Ariel de Fauconberg is leading a WEF forum event on sustainable small businesses in September.
I am excited by this tremendous opportunity to transform organisations' existing structures and routines towards re-shaping our world into one that is more just, equal and inclusive for generations to come.Ariel De Faucounberg
A Gates Cambridge Scholar will be moderating a panel on future-ready SMEs at the forthcoming World Economic Forum’s “Sustainable Development Impact Summit 2021” beginning on 20th September.
Ariel de Fauconberg , who is doing a PhD in Management Studies, will host the session, which previews a report she co-wrote on future-ready SMEs in collaboration with her PhD supervisor Dr Matthew Grimes, the WEF, the National University of Singapore (NUS) and Entrepreneurs’ Organisation.
The report, due to be published at the WEF’s Annual Meeting of the New Champions in November, focuses on identifying those characteristics that enable small- and medium-sized businesses to be resilient to crises such as the Covid-19 pandemic while engaging in long-term financial value creation and drive widespread positive social, environmental and economic change.
Ariel says: “Society is facing an unprecedented challenge to grow beyond the former ‘normal’ of the 20th century. While daunting, I am equally excited by this tremendous opportunity to transform organisations’ existing structures and routines towards re-shaping our world into one that is more just, equal and inclusive for generations to come. To do so will require building on lots of breakthroughs in science and engineering, as well as our increasingly nuanced grasp of how responsible governance, networks, and positive social and environmental impact work together to build and maintain resilient communities and organisations, both big and small.”
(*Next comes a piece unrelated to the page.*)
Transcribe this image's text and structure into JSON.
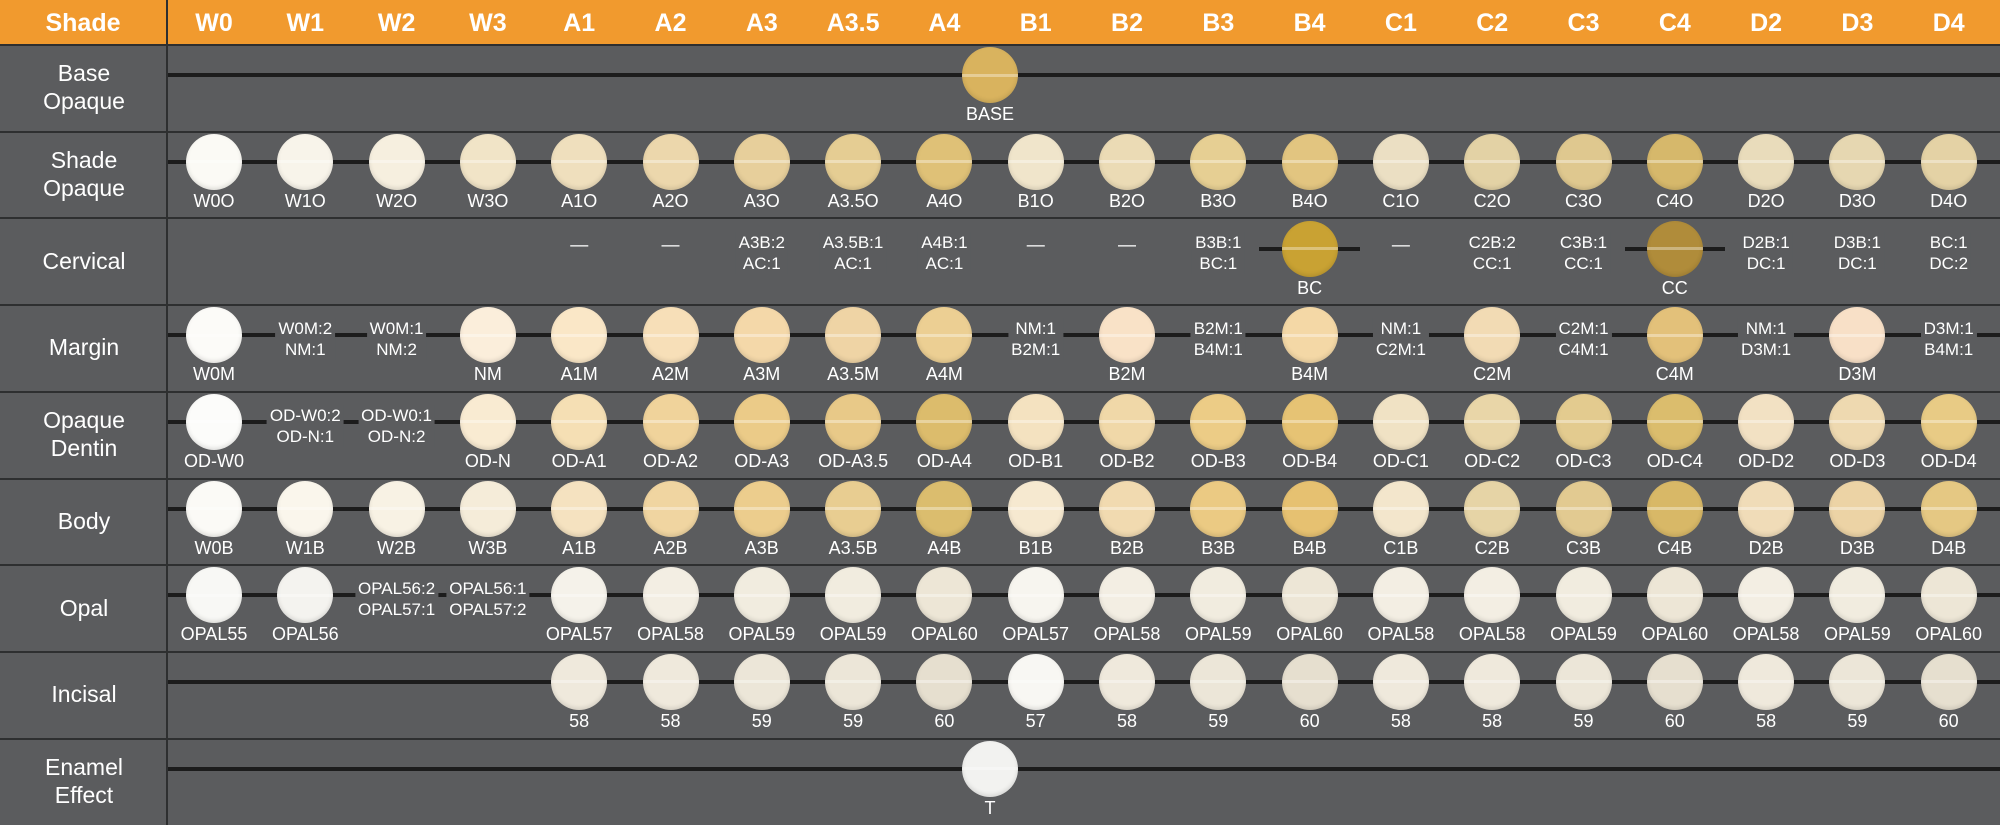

Ariel has also recently been informed that she is one of three winners of the College of Business at Colorado State University’s “Business for a Better World” Dissertation proposal competition, which is endorsed by the Responsible Research in Business and Management (RRBM) network. A workshop associated with the prize will be held on 17th September.
The three PhD student winners will receive $6,000. Samantha Conroy, one of the co-chairs of the competition, said the aim was to “encourage new scholars to emphasise business sustainability in their work, which will affect the kind of research they do for years to come”.
In addition, Ariel is a top-10 finalist for this year’s 2021 Drucker Challenge international essay competition on ‘What Crisis Demands of the Manager’ and will be attending the 13th Annual Peter Drucker Forum being held in Vienna this November. Her essay will be published on the Drucker Challenge website in due course. The competition called for entrants to address questions such as how managers can be better developed in “normal” times to be more capable of dealing with the next crisis.